"Segher Boessenkool" <segher@xxxxxxxxxxxxxxxxxxx> writes:
>>>> int f() {
>>>> union a_union t;
>>>> int* ip;
>
>>>> t.d = 3.0;
>>>> ip = &t.i;
>>>> return *ip;
>>>> }
>>>>
>>>> could you tell me what the effective type of 't.i' object ?
>>>
>>> int, if you can say that object exists at all: it does not have a stored
>>> value. The stored value of t is a double with value 3.0 . You can
>>> take its address and access it via that as "double" (or "char"), or you
>>> can access it as the union it is. You can not access it as "int".
>>
>> BTW, does your reasoning rely on the C standard ?
>
> Of course it does. Perhaps I don't understand what you're asking here.
>
Ok, if I understand correctly you previous post, you say that after the
following expression statement:
t.d = 3.0;
the stored value of t is a double and I agree.

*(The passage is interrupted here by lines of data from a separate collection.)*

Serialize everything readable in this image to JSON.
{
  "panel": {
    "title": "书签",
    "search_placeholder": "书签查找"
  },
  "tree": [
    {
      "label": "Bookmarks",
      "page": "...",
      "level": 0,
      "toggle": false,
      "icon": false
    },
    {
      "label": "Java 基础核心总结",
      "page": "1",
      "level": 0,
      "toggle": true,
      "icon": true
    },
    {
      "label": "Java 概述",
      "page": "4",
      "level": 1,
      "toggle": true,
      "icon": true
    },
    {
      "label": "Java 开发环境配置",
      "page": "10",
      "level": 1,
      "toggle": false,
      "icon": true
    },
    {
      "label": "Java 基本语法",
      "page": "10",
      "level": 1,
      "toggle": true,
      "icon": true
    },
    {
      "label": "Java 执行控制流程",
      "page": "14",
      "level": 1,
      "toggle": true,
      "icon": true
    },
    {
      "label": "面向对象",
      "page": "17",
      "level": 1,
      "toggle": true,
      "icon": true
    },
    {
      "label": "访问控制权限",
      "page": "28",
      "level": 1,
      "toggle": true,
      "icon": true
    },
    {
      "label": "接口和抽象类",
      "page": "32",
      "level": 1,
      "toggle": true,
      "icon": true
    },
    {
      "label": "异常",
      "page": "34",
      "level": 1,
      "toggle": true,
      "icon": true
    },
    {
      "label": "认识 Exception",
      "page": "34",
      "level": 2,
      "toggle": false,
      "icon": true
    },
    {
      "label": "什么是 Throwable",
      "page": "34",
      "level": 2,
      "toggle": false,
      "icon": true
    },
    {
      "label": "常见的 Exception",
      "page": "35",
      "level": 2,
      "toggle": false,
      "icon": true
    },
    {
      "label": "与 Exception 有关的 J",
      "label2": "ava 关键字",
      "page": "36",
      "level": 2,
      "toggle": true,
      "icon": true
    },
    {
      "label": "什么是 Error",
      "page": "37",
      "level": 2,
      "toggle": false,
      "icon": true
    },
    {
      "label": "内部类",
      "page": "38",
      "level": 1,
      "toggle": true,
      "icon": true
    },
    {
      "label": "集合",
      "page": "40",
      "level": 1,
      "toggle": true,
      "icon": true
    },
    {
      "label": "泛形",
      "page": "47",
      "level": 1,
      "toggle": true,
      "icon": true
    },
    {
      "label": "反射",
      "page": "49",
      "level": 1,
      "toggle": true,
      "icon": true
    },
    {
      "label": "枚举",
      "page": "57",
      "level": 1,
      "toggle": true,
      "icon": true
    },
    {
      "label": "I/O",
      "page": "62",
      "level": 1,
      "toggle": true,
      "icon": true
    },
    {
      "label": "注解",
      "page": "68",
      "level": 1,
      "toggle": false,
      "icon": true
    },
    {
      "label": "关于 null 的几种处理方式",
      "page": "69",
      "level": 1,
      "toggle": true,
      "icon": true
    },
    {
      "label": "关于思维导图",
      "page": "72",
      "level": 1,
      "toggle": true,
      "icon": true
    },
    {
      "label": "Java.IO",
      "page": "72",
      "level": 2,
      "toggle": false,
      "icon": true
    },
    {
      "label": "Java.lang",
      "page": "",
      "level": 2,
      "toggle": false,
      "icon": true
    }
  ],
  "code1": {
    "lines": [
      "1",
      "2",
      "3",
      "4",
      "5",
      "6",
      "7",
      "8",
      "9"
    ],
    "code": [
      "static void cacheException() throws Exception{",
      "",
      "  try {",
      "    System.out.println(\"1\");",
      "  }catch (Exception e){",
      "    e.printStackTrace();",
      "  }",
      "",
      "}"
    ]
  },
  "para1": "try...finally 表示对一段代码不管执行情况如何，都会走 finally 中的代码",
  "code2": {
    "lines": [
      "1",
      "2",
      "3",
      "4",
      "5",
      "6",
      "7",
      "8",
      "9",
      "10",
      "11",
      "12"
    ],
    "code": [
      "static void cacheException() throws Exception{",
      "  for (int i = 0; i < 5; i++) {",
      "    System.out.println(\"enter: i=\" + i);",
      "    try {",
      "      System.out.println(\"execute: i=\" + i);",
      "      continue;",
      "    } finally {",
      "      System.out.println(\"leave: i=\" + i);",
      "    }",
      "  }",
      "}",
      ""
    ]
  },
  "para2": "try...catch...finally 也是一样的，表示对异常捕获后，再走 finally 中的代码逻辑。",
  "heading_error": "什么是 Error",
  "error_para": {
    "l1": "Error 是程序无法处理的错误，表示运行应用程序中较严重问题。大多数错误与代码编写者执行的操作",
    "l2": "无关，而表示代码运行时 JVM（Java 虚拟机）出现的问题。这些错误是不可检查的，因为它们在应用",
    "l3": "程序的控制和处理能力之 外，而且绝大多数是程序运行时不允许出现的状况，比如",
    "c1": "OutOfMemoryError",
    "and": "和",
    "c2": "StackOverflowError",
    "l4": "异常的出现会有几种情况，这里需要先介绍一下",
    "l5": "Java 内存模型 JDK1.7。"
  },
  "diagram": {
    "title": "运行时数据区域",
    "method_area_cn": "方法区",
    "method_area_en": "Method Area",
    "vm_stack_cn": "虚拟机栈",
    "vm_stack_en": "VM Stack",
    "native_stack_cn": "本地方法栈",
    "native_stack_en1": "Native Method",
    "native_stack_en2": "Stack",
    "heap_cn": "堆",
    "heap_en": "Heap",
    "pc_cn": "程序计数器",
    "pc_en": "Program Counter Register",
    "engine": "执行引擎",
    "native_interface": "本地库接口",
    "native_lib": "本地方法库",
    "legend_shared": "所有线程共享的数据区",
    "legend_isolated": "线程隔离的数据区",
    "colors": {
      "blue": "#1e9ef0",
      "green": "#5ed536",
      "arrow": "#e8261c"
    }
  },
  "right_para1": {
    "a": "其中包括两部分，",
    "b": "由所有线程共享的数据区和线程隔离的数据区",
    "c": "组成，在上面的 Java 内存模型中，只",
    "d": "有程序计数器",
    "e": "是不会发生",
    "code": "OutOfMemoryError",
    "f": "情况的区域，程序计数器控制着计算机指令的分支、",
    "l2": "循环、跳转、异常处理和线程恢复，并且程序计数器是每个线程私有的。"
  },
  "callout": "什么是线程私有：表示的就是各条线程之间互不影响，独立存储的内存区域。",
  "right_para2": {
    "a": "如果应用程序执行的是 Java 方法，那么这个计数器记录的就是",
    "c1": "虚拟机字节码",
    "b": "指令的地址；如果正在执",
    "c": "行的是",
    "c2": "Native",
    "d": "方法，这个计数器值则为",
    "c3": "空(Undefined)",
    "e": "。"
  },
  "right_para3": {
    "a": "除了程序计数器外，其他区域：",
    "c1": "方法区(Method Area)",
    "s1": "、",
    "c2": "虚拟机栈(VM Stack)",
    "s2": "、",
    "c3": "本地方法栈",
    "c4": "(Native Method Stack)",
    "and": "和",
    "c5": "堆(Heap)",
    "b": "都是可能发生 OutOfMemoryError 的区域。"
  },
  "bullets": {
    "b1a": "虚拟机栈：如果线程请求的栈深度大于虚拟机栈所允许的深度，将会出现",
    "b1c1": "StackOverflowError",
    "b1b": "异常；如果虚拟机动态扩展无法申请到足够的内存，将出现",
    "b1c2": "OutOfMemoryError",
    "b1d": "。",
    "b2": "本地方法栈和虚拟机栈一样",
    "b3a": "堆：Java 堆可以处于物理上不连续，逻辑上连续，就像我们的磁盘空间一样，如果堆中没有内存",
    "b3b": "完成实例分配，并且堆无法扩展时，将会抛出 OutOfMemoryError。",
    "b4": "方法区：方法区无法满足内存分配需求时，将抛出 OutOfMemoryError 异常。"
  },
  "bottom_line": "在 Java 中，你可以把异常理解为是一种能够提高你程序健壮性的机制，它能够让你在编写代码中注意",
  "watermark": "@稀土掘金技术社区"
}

You also said and I still agree that:
- you can take its adress and access it via that as double (or
"char"):
double *d = &t.d;
- you can access it as the union it is (I'm not sure if that what
you meant):
double d = t.d;
But you finally said
- you can not access it as int:
that object (t.i) does not have a stored value therefore it
doesn't exist.
This is what I understood from what you said, please correct me if I'm wrong.
However doing:
int i = t.i;
is defined in C (as long as there's no trap representation) even if 't.i'
object has no stored value.
So I assume that 't.i' always exists, and doing:
int *i = &t.i;
6.5p6 said that the effective type of 't.i' is 'int' whatever the value
stored in 't'.
--
Francis